We worked with another client who was implementing organization change and engaged resources from their OE COE to help. There were two other related groups in the organization: a job design group and a group of process design experts. Rather than compete, these three parties got together and worked out in advance that in this case, the OE team would be responsible for the hands-on facilitation of the transformation design sessions. But when jobs needed to be designed and when processes needed to be mapped, the OE COE would call the appropriate group and have them come in just as a subcontractor might. They came in, did their specialty work, and when they were done the work would move forward as scoped and planned. That engagement model worked effectively because people understood their roles. They understood when they needed to come in and help, and when they were done no one got offended. While there are other ways to structure it, this is one example that worked.

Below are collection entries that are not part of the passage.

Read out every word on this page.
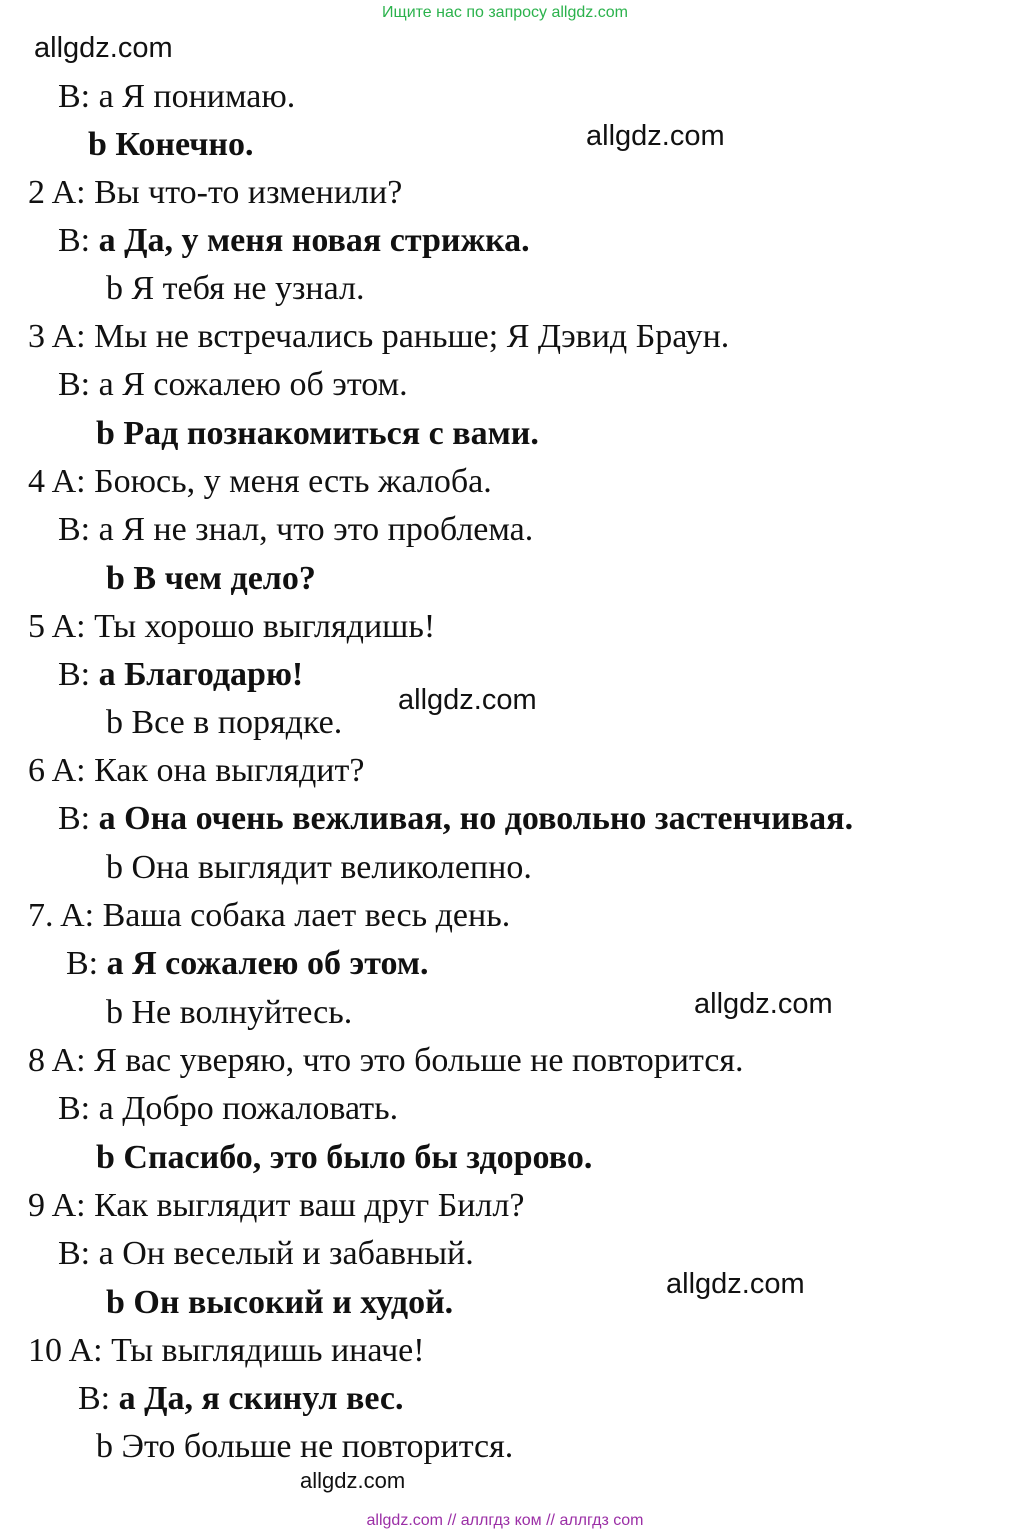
Ищите нас по запросу allgdz.com
allgdz.com
allgdz.com
allgdz.com
allgdz.com
allgdz.com
allgdz.com
B: а Я понимаю.
b Конечно.
2 A: Вы что-то изменили?
B: а Да, у меня новая стрижка.
b Я тебя не узнал.
3 A: Мы не встречались раньше; Я Дэвид Браун.
B: а Я сожалею об этом.
b Рад познакомиться с вами.
4 A: Боюсь, у меня есть жалоба.
B: а Я не знал, что это проблема.
b В чем дело?
5 A: Ты хорошо выглядишь!
B: а Благодарю!
b Все в порядке.
6 A: Как она выглядит?
B: а Она очень вежливая, но довольно застенчивая.
b Она выглядит великолепно.
7. A: Ваша собака лает весь день.
B: а Я сожалею об этом.
b Не волнуйтесь.
8 A: Я вас уверяю, что это больше не повторится.
B: а Добро пожаловать.
b Спасибо, это было бы здорово.
9 A: Как выглядит ваш друг Билл?
B: а Он веселый и забавный.
b Он высокий и худой.
10 A: Ты выглядишь иначе!
B: а Да, я скинул вес.
b Это больше не повторится.
allgdz.com // аллгдз ком // аллгдз com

Step 2: Determining Resourcing and Service Levels
One very common COE pitfall is for a mismatch to develop between the service level and the resourcing level. This often happens when COEs are successful at what they do.
A typical scenario is for an organization transformation COE to set itself up, define its scope and work, and be allotted a limited number of resources to execute and deliver services. If the COE is effective, the work starts to pile up. Before long, they find themselves juggling so many initiatives that they end up not doing any real work. Eventually this dynamic can cause a COE to fail.
There are a couple of ways to address this problem:
- Go back to step one and redefine (or refine) your scope and purpose
- Go to the organization and make the case for greater resource allocation based on the value the COE is delivering
It is better, however, to avoid falling into this trap in the first place. Maintaining and communicating clarity on what the COE is there to do, what they don’t do, who they are there to help, and how they partner with other internal (and external) resources to deliver value can help to minimize resource discrepancies.
Step 3: Prioritizing Demand
This then leads to the question of how to go about prioritizing requests or regulating demand for services offered. A COE that treats all prospective customers equally and/or says ‘yes’ to all requests will typically always be short on resources. It is, therefore, important to develop some kind of objective approach to govern which types of projects and/or customers take priority, as well as to clearly communicate this approach.
Every organization approaches this a little differently. Some organization transformation COEs prioritize corporate initiatives over requests from regional or business unit leaders. Sometimes, the opposite is true. The key is to set criteria and define the intake mechanisms for identifying needs (demand) and allocating resources to work on it.
3 Key Questions to Assist in Determining Your COE Engagement Model
Determining the answers to these three questions from the get go will help ensure that your organization transformation COE operates smoothly and harmoniously within your organization.
- How will the COE work or partner with other internal parties/groups (e.g., HRBPs, Change Managers, Black Belts, etc.)
- How will service levels and resourcing levels be determined?
- How will requests (demand) be prioritized?